Quelques semaines après la sortie de son album Santé et Bonheur, nous avons rencontré Kofs, pour une interview en direct de ses studios à Marseille.

Santé et Bonheur. En ces temps troubles de pandémie et de confinement, ces mots n’ont jamais été aussi importants et sonnent comme étant indispensables pour nous tous. Kofs avait-il imaginé ce qui nous attendait en travaillant son album ? Bien sûr que non. Une chose est sure, c’est qu’il savait où il allait.

Après l’album V, Foued Nabba, le porte flambeau du rap hardcore venu des Enfers a décidé de prolonger son univers musical et cinématographique ultra-violent avec Santé et Bonheur. Un disque au titre à double sens, qui s’adresse autant à ses proches qu’à ses ennemis tapis dans l’ombre.

C’est dans son studio, le Studio 22 près de Marseille que le rappeur nous a donné rendez-vous. Alors qu’il enregistre actuellement des nouveaux sons pour l’album de son pote marseillais Sam Jones, il a pris le temps de revenir longuement avec nous, sur les coulisses de son dernier projet solo, ses ambitions au cinéma, son quotidien de nouvelle tête d’affiche du rap français, ainsi que son évolution en tant qu’homme et artiste. Cela et bien plus encore.

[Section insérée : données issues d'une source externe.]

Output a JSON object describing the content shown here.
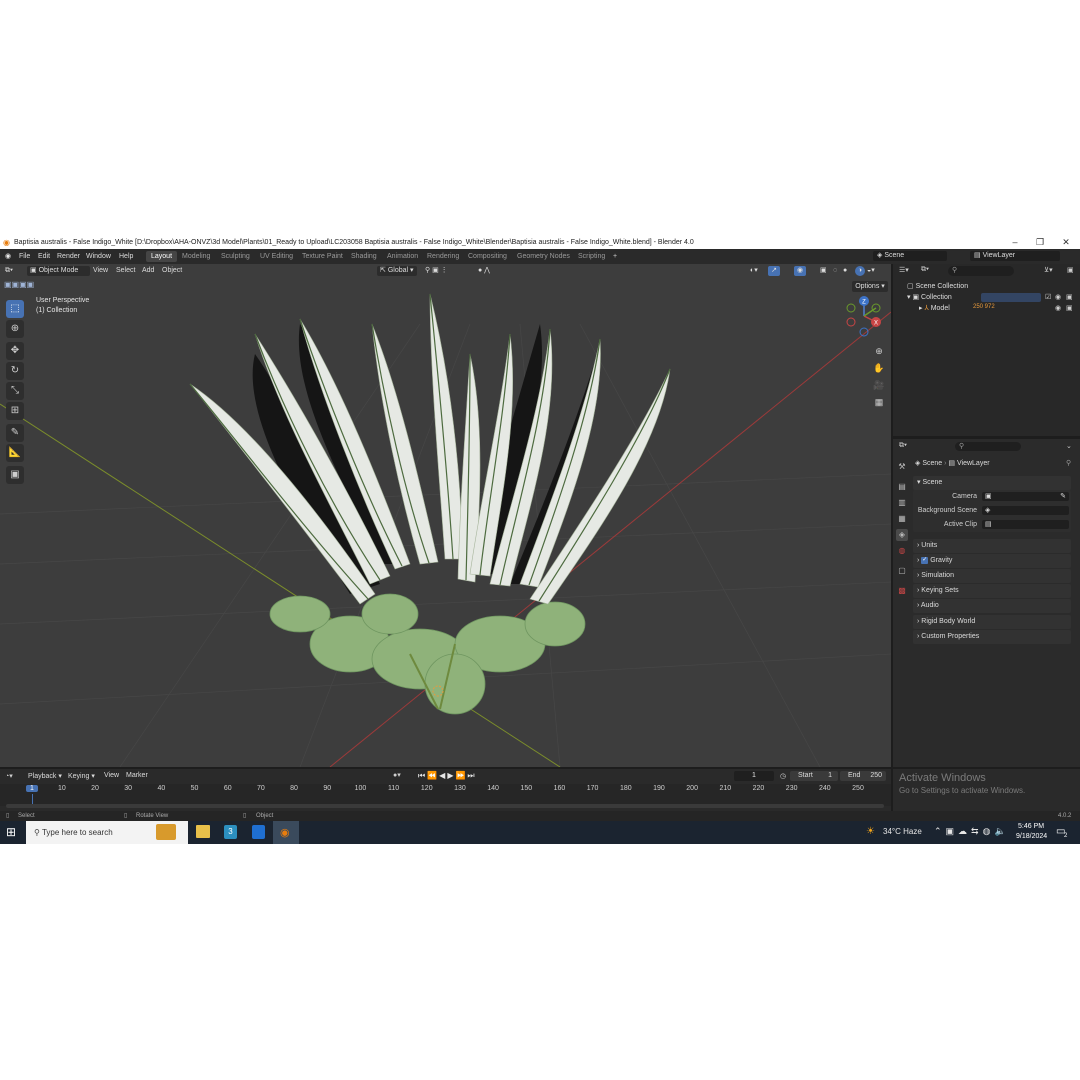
{
  "window": {
    "title": "Baptisia australis - False Indigo_White [D:\\Dropbox\\AHA-ONVZ\\3d Model\\Plants\\01_Ready to Upload\\LC203058 Baptisia australis - False Indigo_White\\Blender\\Baptisia australis - False Indigo_White.blend] - Blender 4.0"
  },
  "menubar": {
    "items": [
      "File",
      "Edit",
      "Render",
      "Window",
      "Help"
    ]
  },
  "workspaces": {
    "active": "Layout",
    "tabs": [
      "Layout",
      "Modeling",
      "Sculpting",
      "UV Editing",
      "Texture Paint",
      "Shading",
      "Animation",
      "Rendering",
      "Compositing",
      "Geometry Nodes",
      "Scripting"
    ],
    "add": "+"
  },
  "topright": {
    "scene": "Scene",
    "viewlayer": "ViewLayer"
  },
  "viewport": {
    "mode": "Object Mode",
    "menus": [
      "View",
      "Select",
      "Add",
      "Object"
    ],
    "transform": "Global",
    "options": "Options",
    "overlay_title": "User Perspective",
    "overlay_collection": "(1) Collection",
    "gizmo": {
      "x": "X",
      "y": "Y",
      "z": "Z"
    }
  },
  "outliner": {
    "root": "Scene Collection",
    "collection": "Collection",
    "model": "Model",
    "model_badge": "250 972"
  },
  "properties": {
    "breadcrumb_scene": "Scene",
    "breadcrumb_viewlayer": "ViewLayer",
    "section": "Scene",
    "camera_label": "Camera",
    "background_label": "Background Scene",
    "clip_label": "Active Clip",
    "panels": [
      "Units",
      "Gravity",
      "Simulation",
      "Keying Sets",
      "Audio",
      "Rigid Body World",
      "Custom Properties"
    ],
    "gravity_checked": true
  },
  "timeline": {
    "menus": [
      "Playback",
      "Keying",
      "View",
      "Marker"
    ],
    "current_frame": "1",
    "start_label": "Start",
    "start_value": "1",
    "end_label": "End",
    "end_value": "250",
    "ruler": [
      "1",
      "10",
      "20",
      "30",
      "40",
      "50",
      "60",
      "70",
      "80",
      "90",
      "100",
      "110",
      "120",
      "130",
      "140",
      "150",
      "160",
      "170",
      "180",
      "190",
      "200",
      "210",
      "220",
      "230",
      "240",
      "250"
    ]
  },
  "activate": {
    "title": "Activate Windows",
    "subtitle": "Go to Settings to activate Windows."
  },
  "statusbar": {
    "select": "Select",
    "rotate": "Rotate View",
    "object": "Object",
    "version": "4.0.2"
  },
  "taskbar": {
    "search_placeholder": "Type here to search",
    "weather": "34°C  Haze",
    "time": "5:46 PM",
    "date": "9/18/2024",
    "notif_count": "2"
  },
  "colors": {
    "accent": "#4772b3",
    "viewport_bg": "#3d3d3d",
    "ui_bg": "#2a2a2a",
    "selection_orange": "#e89a3c"
  }
}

Salut Kofs ! Ton album santé et bonheur est sorti il y a trois semaines maintenant, tu as pu prendre du recul sur les premiers retours ? Comment tu te sens ?

Très bien comparé à l’époque de V. On est largement sur des meilleurs retours. On a acquis une fanbase qui s’est élargie de plus en plus sur les réseaux sociaux donc forcément ça fait plaisir.

C’est vrai qu’en un an et demi, tu es monté à une vitesse folle.

Je te cache pas que je ne m’y attendais pas du tout. Je taffe, je taffe, j’ai la tête dans le guidon et je t’avoue que j’ai pas vu le truc arriver. Par contre, quand j’ai ouvert les yeux du jour au lendemain, je me suis aperçu que j’étais monté d’un grade.

A quel moment tu t’en es rendu compte ?

Quand j’ai commencé à travailler sur l’album Santé et Bonheur à Paris. A force de faire des allers-retours, il y avait beaucoup plus de gens qui me reconnaissaient, et surtout des meufs. Il y avait beaucoup plus de meufs qui connaissaient ma musique, c’était chelou. A la base, j’avais un public quasi-intégralement masculin. Je me suis rendu compte que les meufs aimaient le rap hardcore.

Comment tu expliques ce phénomène ?

Je pense qu’aujourd’hui, les meufs en ont marre d’écouter du R&B. Aujourd’hui, elles vivent la même chose que les mecs. C’est bien connu de dire que les meufs ont autant de couilles que les mecs. C’est pour ça qu’elle se reconnaissent dans ma musique je pense. En tout cas, ce qu’on fait, les meufs peuvent le faire.

En sachant que tu étais bien plus attendu qu’avant, est-ce que ça a influencé la conception de ton album ?

Non pas du tout. Moi je travaille mes albums comme je veux, et non pas comme « je dois ». Je me suis toujours dit que je ferai un album nommé Santé et Bonheur. J’ai toujours trouvé cette gimmick assez forte. « Santé et bonheur, celui qui nous aime pas il meurt ». J’ai toujours trouvé cette idée forte. J’ai commencé à travailler le titre, j’aurais pu changer à tout moment, mais c’est resté au fil des titres.

C’est vrai que la gimmick est forte, d’ailleurs, elle revient à plusieurs reprises dans tes sons, et pas seulement dans le titre éponyme.

Oui, c’est une gimmick que je souhaite garder et développer au-delà de cet album. J’aimerais bien faire grandir cette marque « Santé et Bonheur ». Je trouve qu’elle veut dire tellement de choses. Il a plusieurs sens. Autant je peux te souhaiter santé et bonheur parce que t’es mon frérot, autant, cette formule peut prendre des airs de menace tu vois ? Ce slogan a un côté ambigu et j’aime bien ça.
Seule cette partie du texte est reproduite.